Boehme chama o Segundo Princípio de “o princípio da luz”. É a ira transfigurada pelo amor. Da angústia (terceira propriedade) passamos diretamente para a quarta propriedade, que Boehme chama de “fogo”. Ele tem dois conjuntos diferentes de metáforas para descrever essa transição crítica. O conjunto mais acessível retrata essa propriedade começando como uma faísca acesa pelo atrito – o atrito sendo precisamente o esforço angustiado na roda da contenda colocada em movimento pelas três primeiras propriedades. “Pois assim”, escreve Boehme, “o deleite eterno torna-se perceptível, e essa percepção da Unidade é chamada de amor”.1
Considero essa uma das frases mais extraordinárias já escritas. Embora para muitos cristãos a afirmação “Deus é amor” seja pouco mais do que um clichê teológico, Boehme vê esse amor como o fruto de um processo transformador dramático e até mesmo ultrajante. Por meio da audácia de comprimir o desejo na fricção da angústia, a pederneira é atingida e a natureza de Deus pode se manifestar externamente na dimensão do amor, que se torna a quinta propriedade. O amor de Boehme não é um atributo divino preexistente, mas mais como um novo composto alquímico que surge da interação das quatro primeiras propriedades. Ele não pode se manifestar de nenhuma outra forma.

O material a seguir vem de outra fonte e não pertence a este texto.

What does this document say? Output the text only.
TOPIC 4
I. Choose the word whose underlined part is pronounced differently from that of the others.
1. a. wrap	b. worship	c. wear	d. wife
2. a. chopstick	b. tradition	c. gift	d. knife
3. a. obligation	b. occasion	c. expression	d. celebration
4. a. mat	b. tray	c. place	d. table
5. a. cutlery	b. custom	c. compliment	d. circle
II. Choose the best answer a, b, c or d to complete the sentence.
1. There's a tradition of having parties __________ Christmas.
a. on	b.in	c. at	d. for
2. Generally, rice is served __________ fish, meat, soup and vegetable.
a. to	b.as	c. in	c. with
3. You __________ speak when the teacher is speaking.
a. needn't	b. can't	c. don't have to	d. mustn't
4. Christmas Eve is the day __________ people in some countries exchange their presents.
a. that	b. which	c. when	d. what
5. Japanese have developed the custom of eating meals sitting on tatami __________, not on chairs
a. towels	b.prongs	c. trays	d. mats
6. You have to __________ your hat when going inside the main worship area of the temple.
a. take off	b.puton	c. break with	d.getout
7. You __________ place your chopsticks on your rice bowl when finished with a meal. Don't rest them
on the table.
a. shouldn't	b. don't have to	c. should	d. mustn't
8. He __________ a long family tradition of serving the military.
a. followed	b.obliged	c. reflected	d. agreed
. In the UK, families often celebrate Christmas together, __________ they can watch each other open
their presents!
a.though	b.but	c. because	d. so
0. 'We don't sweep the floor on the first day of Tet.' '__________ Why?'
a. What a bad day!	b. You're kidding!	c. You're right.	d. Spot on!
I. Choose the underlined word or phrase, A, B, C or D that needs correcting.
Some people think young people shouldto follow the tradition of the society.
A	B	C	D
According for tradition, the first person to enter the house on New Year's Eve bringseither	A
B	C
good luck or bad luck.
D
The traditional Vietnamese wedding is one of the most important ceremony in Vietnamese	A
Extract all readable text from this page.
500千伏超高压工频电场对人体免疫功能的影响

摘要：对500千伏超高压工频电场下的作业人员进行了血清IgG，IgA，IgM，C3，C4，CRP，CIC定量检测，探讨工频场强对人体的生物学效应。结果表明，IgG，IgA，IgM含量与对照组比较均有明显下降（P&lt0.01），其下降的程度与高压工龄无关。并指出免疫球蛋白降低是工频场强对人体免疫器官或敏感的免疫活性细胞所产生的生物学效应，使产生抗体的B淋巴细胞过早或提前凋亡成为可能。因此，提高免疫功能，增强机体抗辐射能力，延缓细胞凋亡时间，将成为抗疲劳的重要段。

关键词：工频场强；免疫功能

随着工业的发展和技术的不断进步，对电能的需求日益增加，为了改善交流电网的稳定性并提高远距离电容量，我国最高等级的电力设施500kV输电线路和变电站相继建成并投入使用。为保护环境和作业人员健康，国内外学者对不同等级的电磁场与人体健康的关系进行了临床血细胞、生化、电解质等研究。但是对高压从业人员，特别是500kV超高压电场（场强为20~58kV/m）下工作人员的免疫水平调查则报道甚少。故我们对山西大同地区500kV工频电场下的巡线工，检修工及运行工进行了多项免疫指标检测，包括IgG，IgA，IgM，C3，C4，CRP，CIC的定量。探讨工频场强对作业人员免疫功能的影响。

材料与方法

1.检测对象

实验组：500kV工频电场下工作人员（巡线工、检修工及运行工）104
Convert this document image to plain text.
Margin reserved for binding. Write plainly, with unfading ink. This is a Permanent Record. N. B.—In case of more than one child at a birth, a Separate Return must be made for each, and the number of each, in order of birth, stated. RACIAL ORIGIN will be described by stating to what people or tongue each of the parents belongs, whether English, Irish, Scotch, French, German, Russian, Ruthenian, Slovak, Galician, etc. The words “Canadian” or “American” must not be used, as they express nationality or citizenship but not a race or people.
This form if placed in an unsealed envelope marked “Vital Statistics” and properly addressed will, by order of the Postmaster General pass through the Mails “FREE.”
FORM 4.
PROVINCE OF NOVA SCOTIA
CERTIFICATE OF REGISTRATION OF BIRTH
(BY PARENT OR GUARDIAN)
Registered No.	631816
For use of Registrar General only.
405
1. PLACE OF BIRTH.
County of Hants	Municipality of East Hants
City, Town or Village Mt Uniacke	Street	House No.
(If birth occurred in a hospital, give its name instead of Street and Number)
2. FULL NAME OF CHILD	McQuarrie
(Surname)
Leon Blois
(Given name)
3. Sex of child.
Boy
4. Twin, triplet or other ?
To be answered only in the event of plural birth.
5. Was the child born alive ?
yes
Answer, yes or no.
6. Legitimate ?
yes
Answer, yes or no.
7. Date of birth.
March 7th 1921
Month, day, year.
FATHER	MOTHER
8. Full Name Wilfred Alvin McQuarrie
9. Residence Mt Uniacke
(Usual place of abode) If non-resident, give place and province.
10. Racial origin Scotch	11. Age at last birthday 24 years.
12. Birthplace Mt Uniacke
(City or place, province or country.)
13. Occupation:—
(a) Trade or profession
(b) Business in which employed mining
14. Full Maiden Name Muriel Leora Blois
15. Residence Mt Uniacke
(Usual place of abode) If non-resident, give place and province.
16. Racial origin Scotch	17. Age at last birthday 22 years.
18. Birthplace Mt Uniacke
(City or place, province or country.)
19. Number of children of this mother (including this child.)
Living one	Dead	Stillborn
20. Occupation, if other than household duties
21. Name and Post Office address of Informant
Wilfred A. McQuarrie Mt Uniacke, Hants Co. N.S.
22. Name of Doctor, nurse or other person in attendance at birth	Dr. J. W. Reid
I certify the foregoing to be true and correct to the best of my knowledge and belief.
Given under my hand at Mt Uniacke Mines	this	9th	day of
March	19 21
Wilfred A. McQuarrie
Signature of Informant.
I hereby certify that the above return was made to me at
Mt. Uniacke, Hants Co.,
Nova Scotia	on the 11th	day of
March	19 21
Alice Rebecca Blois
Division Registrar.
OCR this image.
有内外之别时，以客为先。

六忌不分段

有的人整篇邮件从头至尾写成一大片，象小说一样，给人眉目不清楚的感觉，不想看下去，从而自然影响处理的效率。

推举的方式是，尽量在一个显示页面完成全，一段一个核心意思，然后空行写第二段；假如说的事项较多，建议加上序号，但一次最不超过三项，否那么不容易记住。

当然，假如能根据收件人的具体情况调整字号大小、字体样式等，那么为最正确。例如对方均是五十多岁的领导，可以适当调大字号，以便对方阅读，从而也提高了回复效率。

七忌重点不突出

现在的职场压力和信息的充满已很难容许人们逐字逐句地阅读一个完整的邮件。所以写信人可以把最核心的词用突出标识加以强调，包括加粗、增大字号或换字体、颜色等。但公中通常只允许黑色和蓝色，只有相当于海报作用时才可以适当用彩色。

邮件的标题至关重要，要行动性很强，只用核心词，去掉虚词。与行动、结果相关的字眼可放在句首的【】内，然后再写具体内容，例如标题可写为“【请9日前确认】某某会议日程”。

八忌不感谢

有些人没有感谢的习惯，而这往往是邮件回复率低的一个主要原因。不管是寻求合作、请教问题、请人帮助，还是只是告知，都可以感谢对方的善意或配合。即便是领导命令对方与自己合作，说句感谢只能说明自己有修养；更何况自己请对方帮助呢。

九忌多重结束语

Ao emergir de seu solo ardente, esse amor é uma imagem ou espelho perfeito (ou “contragolpe”, termo preferido por Boehme) da Unidade original, só que agora na dimensão da perceptividade e do “movimento” – ou, em outras palavras, com uma capacidade recém-descoberta de se manifestar por meio das inúmeras e diversas formas de criação individual “para que possa haver um jogo eterno na unidade sem fim”.2 Assim, a matriz divina apropriada é estabelecida na qual toda a criação virá a existir. A quinta propriedade rapidamente dá origem à sexta propriedade, “som” (a Palavra divinamente geradora, ou Logos, com a qual a narrativa bíblica familiar começa), e a sétima propriedade, que Boehme chama de “substância” ou “natureza”, o bloco de construção primordial a partir do qual o universo criado é formado. É interessante notar que, para Boehme, essa “substância” não é simplesmente um material, mas um modelo ativo que pode se reproduzir. Ele deixa claro que essa propriedade final recapitula todas as outras em si mesma. Na terminologia moderna, poderíamos caracterizá-la como algo como um “DNA cosmogenético”. Ela é tanto um holograma do surgimento original das sete partes quanto um princípio criativo em si mesmo.